Pour certains d’entres vous, le CES c’est LE rendez vous annuel.

Le CES de Las Vegas est la grande messe des aficionados de gadgets en tout genre, mais bien au delà de cet aspect purement « geek », c’est aussi l’annonce de la sortie sur le marché de ce que seront les appareils et autres électroniques grand public dans le courant de l’année, beaucoup de personnes attendent fiévreusement de savoir quels seront les technologies appliquées à notre futur immédiat pour prendre une décision d’achat éclairée.
Dont je fais parti.
Pour satisfaire notre curiosité et comme le veut la tradition depuis 7 ans, j’ai consulté Olivier Ezratty, spécialiste des grandes tendances high tech, un reporter assidu du CES depuis plusieurs années, ce qui lui a permis de se forger une solide réputation dans son domaine d’activité.
J’ai rencontré Olivier en 2010 au CES justement, où nous avions sympathisé; Olivier et moi partageons quelques passions communes, dont la photographie et la haute technologie, au delà de dire les choses comme elles sont et respecter le lecteur dans son intégrité.
Olivier a accepté de répondre à quelques questions sur son expérience au CES 2019. Je l’en remercie.
Mon cher Olivier, cette édition 2019 valait-elle le déplacement?
Même réponse que chaque année : oui, bien entendu.

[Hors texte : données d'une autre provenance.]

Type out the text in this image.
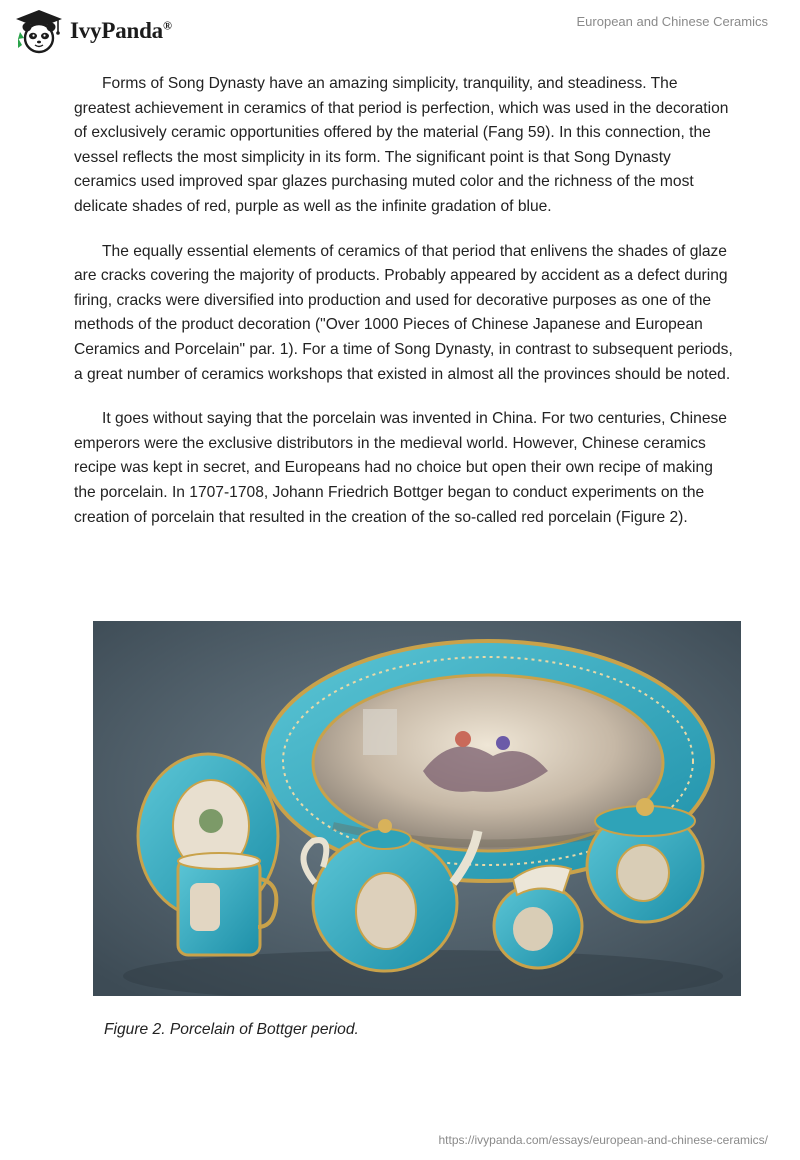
IvyPanda®	European and Chinese Ceramics

Forms of Song Dynasty have an amazing simplicity, tranquility, and steadiness. The greatest achievement in ceramics of that period is perfection, which was used in the decoration of exclusively ceramic opportunities offered by the material (Fang 59). In this connection, the vessel reflects the most simplicity in its form. The significant point is that Song Dynasty ceramics used improved spar glazes purchasing muted color and the richness of the most delicate shades of red, purple as well as the infinite gradation of blue.

The equally essential elements of ceramics of that period that enlivens the shades of glaze are cracks covering the majority of products. Probably appeared by accident as a defect during firing, cracks were diversified into production and used for decorative purposes as one of the methods of the product decoration ("Over 1000 Pieces of Chinese Japanese and European Ceramics and Porcelain" par. 1). For a time of Song Dynasty, in contrast to subsequent periods, a great number of ceramics workshops that existed in almost all the provinces should be noted.

It goes without saying that the porcelain was invented in China. For two centuries, Chinese emperors were the exclusive distributors in the medieval world. However, Chinese ceramics recipe was kept in secret, and Europeans had no choice but open their own recipe of making the porcelain. In 1707-1708, Johann Friedrich Bottger began to conduct experiments on the creation of porcelain that resulted in the creation of the so-called red porcelain (Figure 2).

Figure 2. Porcelain of Bottger period.
https://ivypanda.com/essays/european-and-chinese-ceramics/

Nagra VII, un enregistreur numérique à deux canaux
Nagra VII, un enregistreur numérique à deux canaux lancé en octobre 2018.

Quelles sont les grandes tendances du moment?
Les tendances macro sont toujours les mêmes. C’est dans le détail que cela évolue.

Qu’est-ce que toi tu as retenu de majeur dans chaque catégorie de produit?
Cette cuvée du CES 2019 voyait confirmer quelques évolutions :
Une omniprésence de l’intelligence artificielle qui est mise à toutes les sauces, surtout au niveau de la commande vocale, mais aussi d’autres usages, notamment pour la reconnaissance et le traitement d’images et du son, ou l’exploitation de données structurées diverses issues de capteurs. Elle se manifeste aussi dans les composants électroniques avec la vague du « edge AI » et le déport de traitements dans les objets connectés, dont l’un des bénéfices est de préserver un peu de notre vie privée.

Une mise en valeur des efforts technologiques des équipementiers et constructeurs automobiles pour améliorer l’expérience du conducteur et des passagers, et nous préparer graduellement à l’avènement des véhicules autonomes. Le niveau de réflexion de certains acteurs est très intéressant comme chez Audi ou Faurecia.

La poursuite des investissements des équipementiers télécoms pour préparer les déploiements de la 5G aussi bien pour des applications grand public que dans diverses industries.

Les constructeurs de TV qui mettent le paquet sur la 8K alors que la 4K n’est pas encore largement déployée. On peut se demander si cette course à l’échalote de la résolution et de la taille des écrans ne va pas un peu trop loin.

La santé et le bien être qui prennent encore plus de place qu’avant, notamment chez les exposants français dont c’est devenu le premier thème. On mesure tout, avec une recrudescence de capteurs d’électrocardiogrammes et de l’activité cérébrale. Les offres couvrent aussi bien les besoins des bébés que des seniors et toutes les variations entre les deux.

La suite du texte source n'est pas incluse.